Ask a language model a question and it hands back text. Useful — but it can't check whether its answer is right, look something up, or change anything. It guesses once and stops. An agent is what you get when you let that same model keep going.
One-shot call vs. an agent
A one-shot call is a vending machine: prompt in, text out, done. An agent is more like an assistant you've handed a goal. It can pick up a tool, use it, look at what came back, and decide what to do next.

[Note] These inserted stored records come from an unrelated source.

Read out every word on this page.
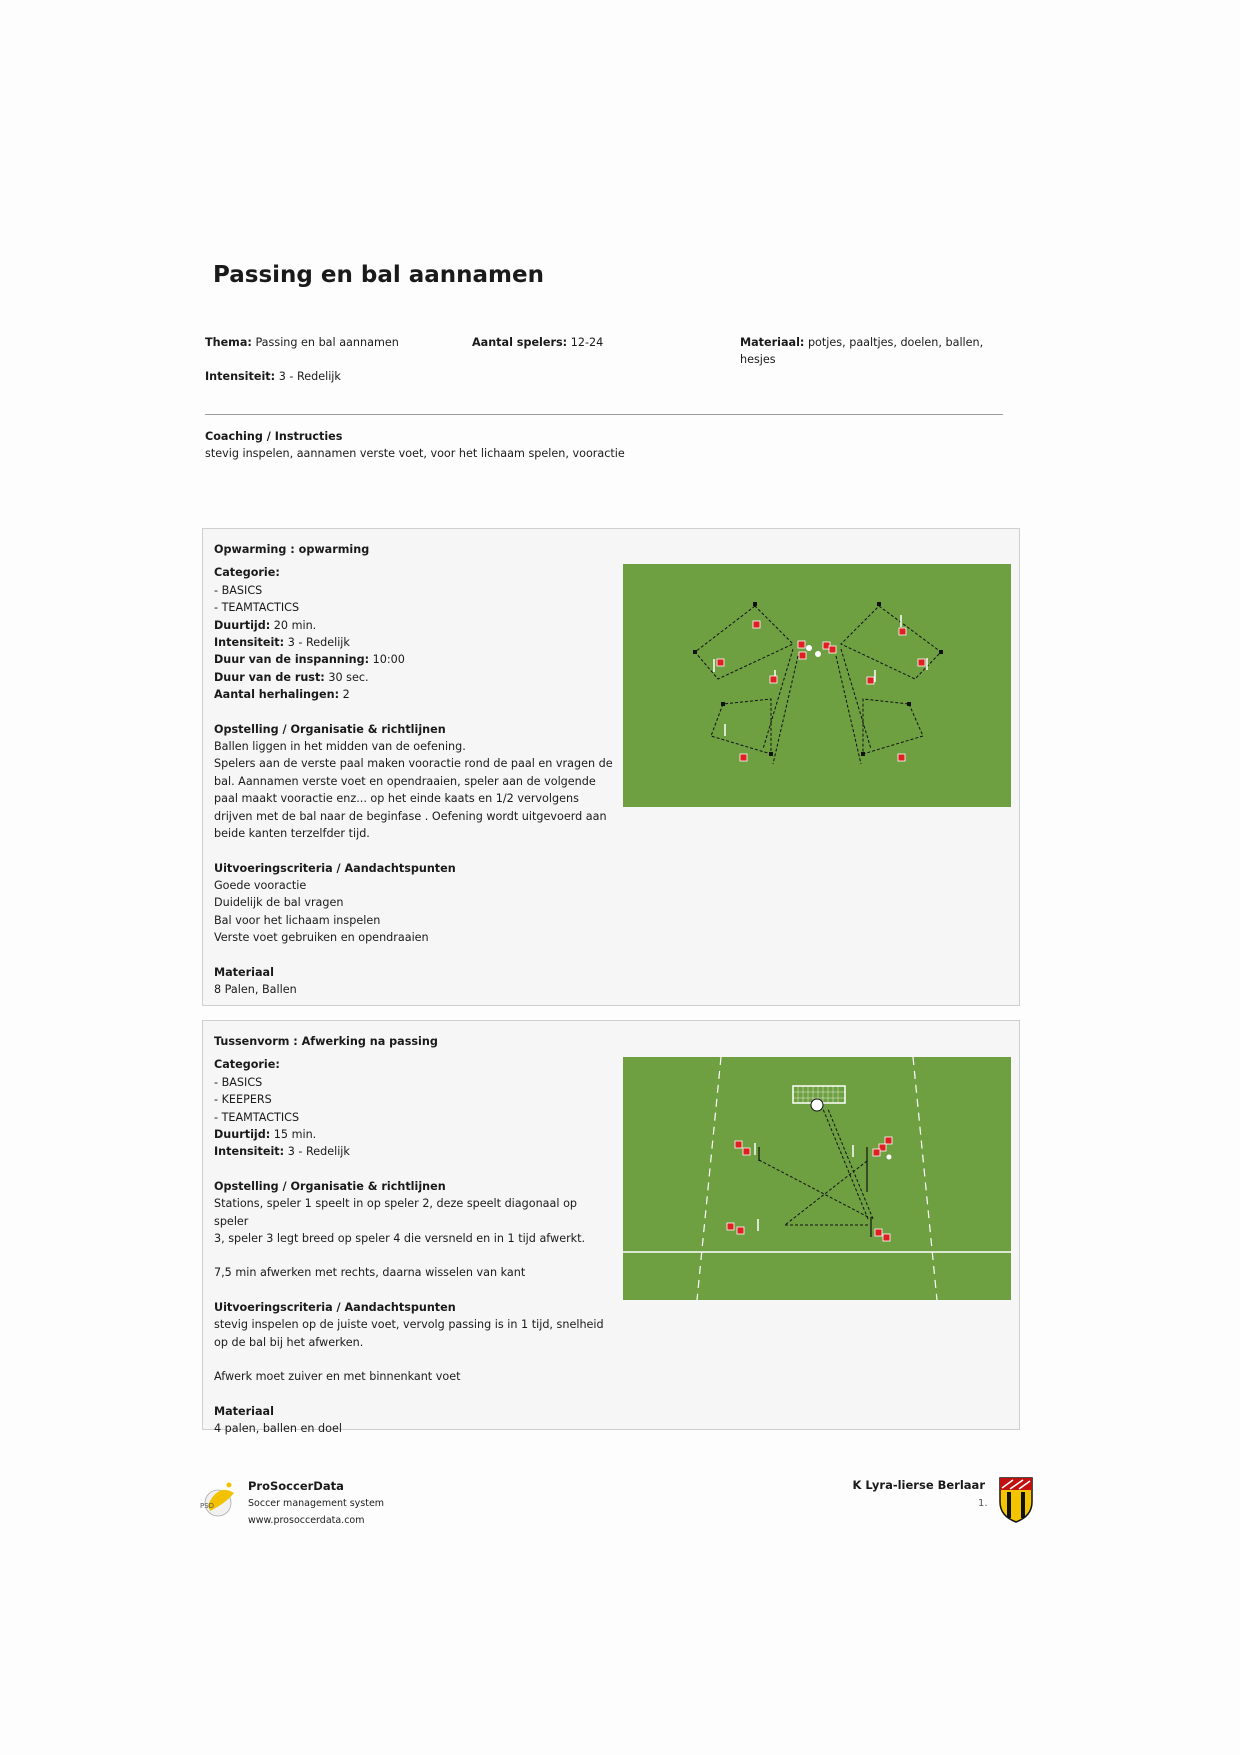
Passing en bal aannamen
Thema: Passing en bal aannamen	Aantal spelers: 12-24	Materiaal: potjes, paaltjes, doelen, ballen,
hesjes
Intensiteit: 3 - Redelijk
Coaching / Instructies
stevig inspelen, aannamen verste voet, voor het lichaam spelen, vooractie
Opwarming : opwarming
Categorie:
- BASICS
- TEAMTACTICS
Duurtijd: 20 min.
Intensiteit: 3 - Redelijk
Duur van de inspanning: 10:00
Duur van de rust: 30 sec.
Aantal herhalingen: 2
Opstelling / Organisatie & richtlijnen
Ballen liggen in het midden van de oefening.
Spelers aan de verste paal maken vooractie rond de paal en vragen de
bal. Aannamen verste voet en opendraaien, speler aan de volgende
paal maakt vooractie enz... op het einde kaats en 1/2 vervolgens
drijven met de bal naar de beginfase . Oefening wordt uitgevoerd aan
beide kanten terzelfder tijd.
Uitvoeringscriteria / Aandachtspunten
Goede vooractie
Duidelijk de bal vragen
Bal voor het lichaam inspelen
Verste voet gebruiken en opendraaien
Materiaal
8 Palen, Ballen
Tussenvorm : Afwerking na passing
Categorie:
- BASICS
- KEEPERS
- TEAMTACTICS
Duurtijd: 15 min.
Intensiteit: 3 - Redelijk
Opstelling / Organisatie & richtlijnen
Stations, speler 1 speelt in op speler 2, deze speelt diagonaal op speler
3, speler 3 legt breed op speler 4 die versneld en in 1 tijd afwerkt.
7,5 min afwerken met rechts, daarna wisselen van kant
Uitvoeringscriteria / Aandachtspunten
stevig inspelen op de juiste voet, vervolg passing is in 1 tijd, snelheid
op de bal bij het afwerken.
Afwerk moet zuiver en met binnenkant voet
Materiaal
4 palen, ballen en doel
PSD
ProSoccerData
Soccer management system
www.prosoccerdata.com
K Lyra-lierse Berlaar
1.
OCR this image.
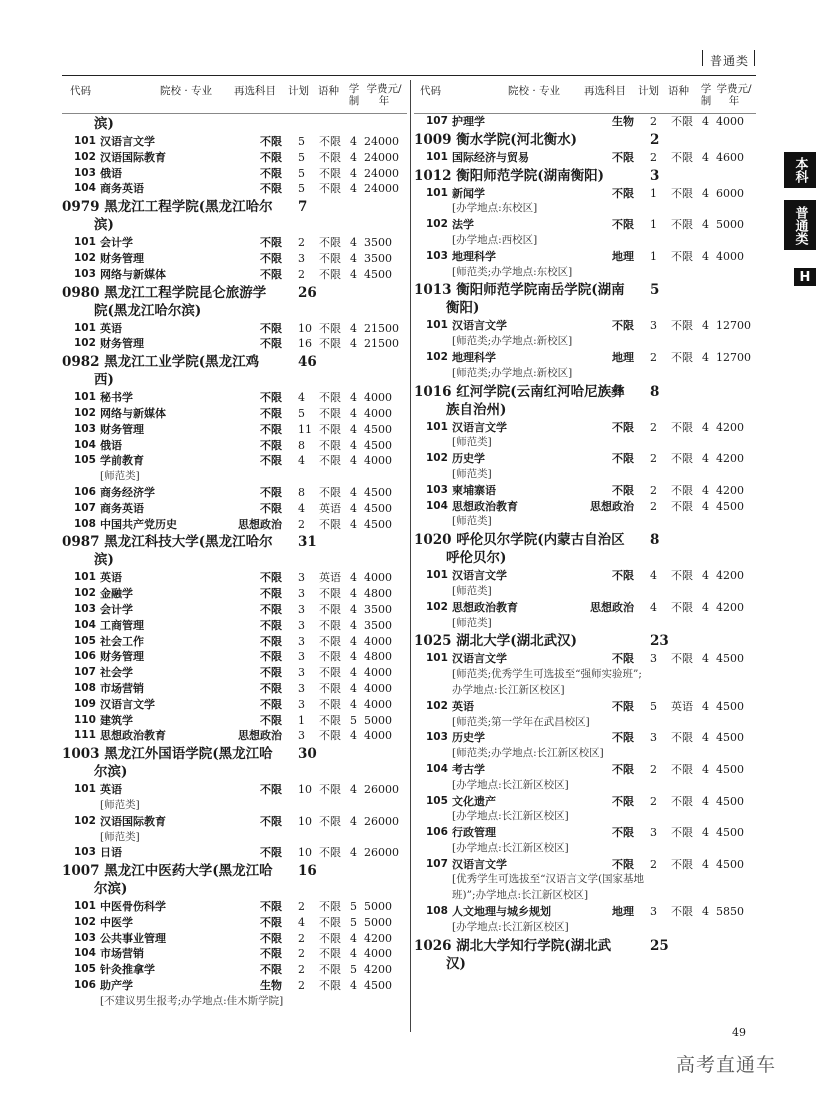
普通类
本科
普通类
H
代码	院校 · 专业 再选科目 计划 语种 学制
学费元/年
滨)
101 汉语言文学	不限 5 不限 4 24000
102 汉语国际教育	不限 5 不限 4 24000
103 俄语	不限 5 不限 4 24000
104 商务英语	不限 5 不限 4 24000
0979 黑龙江工程学院(黑龙江哈尔 7
滨)
101 会计学	不限 2 不限 4 3500
102 财务管理	不限 3 不限 4 3500
103 网络与新媒体	不限 2 不限 4 4500
0980 黑龙江工程学院昆仑旅游学 26
院(黑龙江哈尔滨)
101 英语	不限 10 不限 4 21500
102 财务管理	不限 16 不限 4 21500
0982 黑龙江工业学院(黑龙江鸡	46
西)
101 秘书学	不限 4 不限 4 4000
102 网络与新媒体	不限 5 不限 4 4000
103 财务管理	不限 11 不限 4 4500
104 俄语	不限 8 不限 4 4500
105 学前教育	不限 4 不限 4 4000
[师范类]
106 商务经济学	不限 8 不限 4 4500
107 商务英语	不限 4 英语 4 4500
108 中国共产党历史	思想政治 2 不限 4 4500
0987 黑龙江科技大学(黑龙江哈尔 31
滨)
101 英语	不限 3 英语 4 4000
102 金融学	不限 3 不限 4 4800
103 会计学	不限 3 不限 4 3500
104 工商管理	不限 3 不限 4 3500
105 社会工作	不限 3 不限 4 4000
106 财务管理	不限 3 不限 4 4800
107 社会学	不限 3 不限 4 4000
108 市场营销	不限 3 不限 4 4000
109 汉语言文学	不限 3 不限 4 4000
110 建筑学	不限 1 不限 5 5000
111 思想政治教育	思想政治 3 不限 4 4000
1003 黑龙江外国语学院(黑龙江哈 30
尔滨)
101 英语	不限 10 不限 4 26000
[师范类]
102 汉语国际教育	不限 10 不限 4 26000
[师范类]
103 日语	不限 10 不限 4 26000
1007 黑龙江中医药大学(黑龙江哈 16
尔滨)
101 中医骨伤科学	不限 2 不限 5 5000
102 中医学	不限 4 不限 5 5000
103 公共事业管理	不限 2 不限 4 4200
104 市场营销	不限 2 不限 4 4000
105 针灸推拿学	不限 2 不限 5 4200
106 助产学	生物 2 不限 4 4500
[不建议男生报考;办学地点:佳木斯学院]
代码	院校 · 专业 再选科目 计划 语种 学制
学费元/年
107 护理学	生物 2 不限 4 4000
1009 衡水学院(河北衡水)	2
101 国际经济与贸易	不限 2 不限 4 4600
1012 衡阳师范学院(湖南衡阳)	3
101 新闻学	不限 1 不限 4 6000
[办学地点:东校区]
102 法学	不限 1 不限 4 5000
[办学地点:西校区]
103 地理科学	地理 1 不限 4 4000
[师范类;办学地点:东校区]
1013 衡阳师范学院南岳学院(湖南 5
衡阳)
101 汉语言文学	不限 3 不限 4 12700
[师范类;办学地点:新校区]
102 地理科学	地理 2 不限 4 12700
[师范类;办学地点:新校区]
1016 红河学院(云南红河哈尼族彝 8
族自治州)
101 汉语言文学	不限 2 不限 4 4200
[师范类]
102 历史学	不限 2 不限 4 4200
[师范类]
103 柬埔寨语	不限 2 不限 4 4200
104 思想政治教育	思想政治 2 不限 4 4500
[师范类]
1020 呼伦贝尔学院(内蒙古自治区 8
呼伦贝尔)
101 汉语言文学	不限 4 不限 4 4200
[师范类]
102 思想政治教育	思想政治 4 不限 4 4200
[师范类]
1025 湖北大学(湖北武汉)	23
101 汉语言文学	不限 3 不限 4 4500
[师范类;优秀学生可选拔至“强师实验班”;办学地点:长江新区校区]
102 英语	不限 5 英语 4 4500
[师范类;第一学年在武昌校区]
103 历史学	不限 3 不限 4 4500
[师范类;办学地点:长江新区校区]
104 考古学	不限 2 不限 4 4500
[办学地点:长江新区校区]
105 文化遗产	不限 2 不限 4 4500
[办学地点:长江新区校区]
106 行政管理	不限 3 不限 4 4500
[办学地点:长江新区校区]
107 汉语言文学	不限 2 不限 4 4500
[优秀学生可选拔至“汉语言文学(国家基地班)”;办学地点:长江新区校区]
108 人文地理与城乡规划	地理 3 不限 4 5850
[办学地点:长江新区校区]
1026 湖北大学知行学院(湖北武	25
汉)
49
高考直通车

The difference isn't a smarter model — it's giving the model the ability to act and to react to what it sees.
The agent loop
Every agent runs the same cycle. Given a goal, the model decides on an action, takes it (usually by calling a tool), then observes the result. That observation goes back into the model, which decides the next action. The loop repeats until the goal is met — then it stops. The diagram below traces one trip around that loop.
- GoalWhat you want done — the task you hand the agent to start the loop.
- Model decidesThe brain. Each turn it looks at progress so far and picks the next action.
- Tool actsThe chosen action runs in the world — read a file, search, run a command.
- Observe resultWhat the tool returned feeds back into the model for the next decision.
In our stack — Claude Code is the harness that runs this loop. Anthropic's Claude model is the brain that decides each action; the loop keeps going — read a file, run a test, edit code — until your task is finished.
When you want an agent
Reach for an agent when the work is multi-step and the next step depends on the last result — fixing a failing test, researching across many sources, refactoring a codebase. If you can't script the steps in advance because you don't yet know what you'll find, that's exactly the gap an agent fills.